NVlabs/timeloop

Mapping does not match constraints

SkyeLantian opened this issue · 7 comments

Hello, I met some problems when I use the mapper function. I want to get the mapping and performance of the accelerator that adopts the output stationary and 16 inputs are multicast vertically and 16 kernels of weights are multicast horizontally into the PE arrary.

The constraint is like this:

mapspace:
constraints:
targets:
#Datatype Bypass

  • target: RegFile
    type: bypass
    keep: [Inputs, Weights, Outputs]

  • target: GlobalBuffer
    type: bypass
    keep: [Inputs, Weights, Outputs]

  • target: DRAM
    type: bypass
    keep: [Inputs, Weights, Outputs]

Temporal

  • target: RegFile
    type: temporal
    factors: R=3 S=3 C=64 P=1 Q=1 K=1 N=1
    permutation: RSCPQKN
  • target: GlobalBuffer
    type: temporal
    factors: R=1 S=1 C=1 P=50 Q=50 K=8 N=1
    permutation: RSCPQKN
  • target: DRAM
    type: temporal
    factors: K=1 N=1
    permutation: KN

Spatial

  • target: GlobalBuffer
    type: spatial
    factors: K=16 N=16 S=1 R=1 C=1
    permutation: NRSCK
    split: 1

The mapping is like this:
| for Q in [0:5)
| for C in [0:2)
| for S in [0:3)

GlobalBuffer [ Weights:12288 (12288) Inputs:266240 (266240) Outputs:1024000 (1024000) ]

| for P in [0:25)
| for Q in [0:10)
| for C in [0:2)
| for C in [0:2) (Spatial-Y)
| for R in [0:3) (Spatial-Y)
| for K in [0:2) (Spatial-Y)
| for N in [0:8) (Spatial-X)
| for P in [0:2) (Spatial-X)

RegFile [ Inputs:16 (16) Outputs:128 (128) ]

| for N in [0:2)
| for K in [0:64)
| for C in [0:8)

I think the spatial part should be: for K in [0:16) (Spatial-Y) fot N in [0:16) (spatial-X). Besides, for RegFile part, the loop bound is beyond the factors I set.

May I ask why the mapping does not match the constraint?

Could you please attach a single YAML with the entire concatenated config (arch, problem, constraints)?

dataflow
VGG.txt
This is the dataflow I want to simulate and the configs

Your constraints have incorrect YAML indentation. The key nesting is also not right. Just use mapspace_constraints -> targets.

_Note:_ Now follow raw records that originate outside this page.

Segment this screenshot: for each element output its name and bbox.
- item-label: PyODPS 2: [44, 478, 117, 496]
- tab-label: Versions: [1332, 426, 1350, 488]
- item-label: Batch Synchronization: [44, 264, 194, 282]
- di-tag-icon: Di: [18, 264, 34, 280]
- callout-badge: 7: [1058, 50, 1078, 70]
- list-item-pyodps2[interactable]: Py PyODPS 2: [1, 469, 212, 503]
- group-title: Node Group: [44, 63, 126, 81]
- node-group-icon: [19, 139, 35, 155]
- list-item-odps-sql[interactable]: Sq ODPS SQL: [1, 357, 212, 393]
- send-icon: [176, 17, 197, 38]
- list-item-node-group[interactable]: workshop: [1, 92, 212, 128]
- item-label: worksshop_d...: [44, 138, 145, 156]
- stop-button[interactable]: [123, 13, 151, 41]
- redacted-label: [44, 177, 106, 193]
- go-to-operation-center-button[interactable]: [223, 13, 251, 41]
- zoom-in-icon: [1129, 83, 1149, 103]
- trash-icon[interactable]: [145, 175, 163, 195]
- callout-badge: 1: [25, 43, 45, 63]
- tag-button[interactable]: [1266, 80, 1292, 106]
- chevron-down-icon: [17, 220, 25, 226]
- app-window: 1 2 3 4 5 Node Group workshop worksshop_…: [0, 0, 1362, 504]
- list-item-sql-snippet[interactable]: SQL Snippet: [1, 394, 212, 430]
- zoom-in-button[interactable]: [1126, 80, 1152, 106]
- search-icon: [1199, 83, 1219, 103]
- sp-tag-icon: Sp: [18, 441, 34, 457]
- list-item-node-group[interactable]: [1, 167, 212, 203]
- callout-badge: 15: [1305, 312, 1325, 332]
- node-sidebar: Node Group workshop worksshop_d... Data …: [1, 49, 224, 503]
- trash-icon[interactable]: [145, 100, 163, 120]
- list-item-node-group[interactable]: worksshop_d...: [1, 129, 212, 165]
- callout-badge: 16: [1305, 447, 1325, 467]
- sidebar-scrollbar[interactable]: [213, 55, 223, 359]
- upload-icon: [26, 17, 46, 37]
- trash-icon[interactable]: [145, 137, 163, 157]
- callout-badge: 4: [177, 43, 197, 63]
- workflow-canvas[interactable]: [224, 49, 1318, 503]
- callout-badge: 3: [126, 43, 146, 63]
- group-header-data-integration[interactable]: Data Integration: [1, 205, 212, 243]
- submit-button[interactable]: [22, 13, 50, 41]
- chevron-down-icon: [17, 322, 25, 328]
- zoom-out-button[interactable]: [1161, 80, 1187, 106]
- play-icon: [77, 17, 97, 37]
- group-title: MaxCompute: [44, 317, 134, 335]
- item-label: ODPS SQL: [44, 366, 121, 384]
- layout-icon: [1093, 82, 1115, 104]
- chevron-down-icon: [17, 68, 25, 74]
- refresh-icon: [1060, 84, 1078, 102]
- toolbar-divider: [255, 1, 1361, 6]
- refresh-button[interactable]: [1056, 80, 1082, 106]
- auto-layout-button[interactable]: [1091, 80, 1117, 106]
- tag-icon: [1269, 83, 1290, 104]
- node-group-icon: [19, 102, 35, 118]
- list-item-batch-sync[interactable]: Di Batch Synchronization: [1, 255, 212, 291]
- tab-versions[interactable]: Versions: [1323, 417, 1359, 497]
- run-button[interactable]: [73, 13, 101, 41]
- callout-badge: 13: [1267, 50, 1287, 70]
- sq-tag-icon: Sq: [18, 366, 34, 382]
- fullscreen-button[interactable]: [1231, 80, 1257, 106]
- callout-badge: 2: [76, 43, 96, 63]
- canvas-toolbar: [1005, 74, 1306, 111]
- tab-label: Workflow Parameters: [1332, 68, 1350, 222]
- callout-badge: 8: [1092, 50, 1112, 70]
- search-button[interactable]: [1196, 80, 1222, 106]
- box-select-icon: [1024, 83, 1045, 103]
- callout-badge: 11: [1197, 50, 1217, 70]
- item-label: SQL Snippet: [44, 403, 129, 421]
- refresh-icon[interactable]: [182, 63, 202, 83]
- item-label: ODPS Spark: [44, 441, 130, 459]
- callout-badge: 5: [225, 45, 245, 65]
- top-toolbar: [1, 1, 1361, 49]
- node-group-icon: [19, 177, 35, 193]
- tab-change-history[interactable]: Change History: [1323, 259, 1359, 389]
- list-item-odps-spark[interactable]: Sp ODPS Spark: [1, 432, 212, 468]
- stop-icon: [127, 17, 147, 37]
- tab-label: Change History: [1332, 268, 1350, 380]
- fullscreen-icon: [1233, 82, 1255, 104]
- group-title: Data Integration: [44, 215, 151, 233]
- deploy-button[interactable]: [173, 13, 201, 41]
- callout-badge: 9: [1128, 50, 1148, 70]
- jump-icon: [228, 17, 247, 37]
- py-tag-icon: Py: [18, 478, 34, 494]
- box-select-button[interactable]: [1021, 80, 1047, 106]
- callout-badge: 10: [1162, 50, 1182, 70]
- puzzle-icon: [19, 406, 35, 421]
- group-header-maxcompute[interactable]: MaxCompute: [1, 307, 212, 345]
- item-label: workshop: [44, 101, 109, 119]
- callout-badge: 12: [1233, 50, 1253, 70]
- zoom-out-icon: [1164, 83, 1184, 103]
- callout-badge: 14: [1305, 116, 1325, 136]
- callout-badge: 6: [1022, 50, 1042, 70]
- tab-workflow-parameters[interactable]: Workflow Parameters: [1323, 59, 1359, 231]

Once I fix that, Timeloop is not able to find any legal mappings that satisfy your constraints. This is because your mapping exceeds the RF capacity.

Thanks for your help. I still have a problem about the imperfect factorization. If a layer have 1000 kernels, I want to multicast 16 kernels to the PE array and 8 kernels to the PE array at the last iteration. Can I use factors: K=16,8 in the spatial constraint. I tried the constraint like this, but the Timeloop shew 1000 is not divisible by product of 16
VGG.txt

The master branch supports imperfect factorization only in timeloop-model with a user-specified mapping. Imperfect factorization with timeloop-mapper is only supported in the ruby branch. Could you give that a shot?

Sorry, may I ask what the ruby branch is?

It's the imperfect-factorization mapper. The work was led by Mark Horeni at the University of Notre Dame and published in ISPASS 2022. https://research.nvidia.com/publication/2022-06_ruby-improving-hardware-efficiency-tensor-algebra-accelerators-through

We are still working on integrating it into the main branch.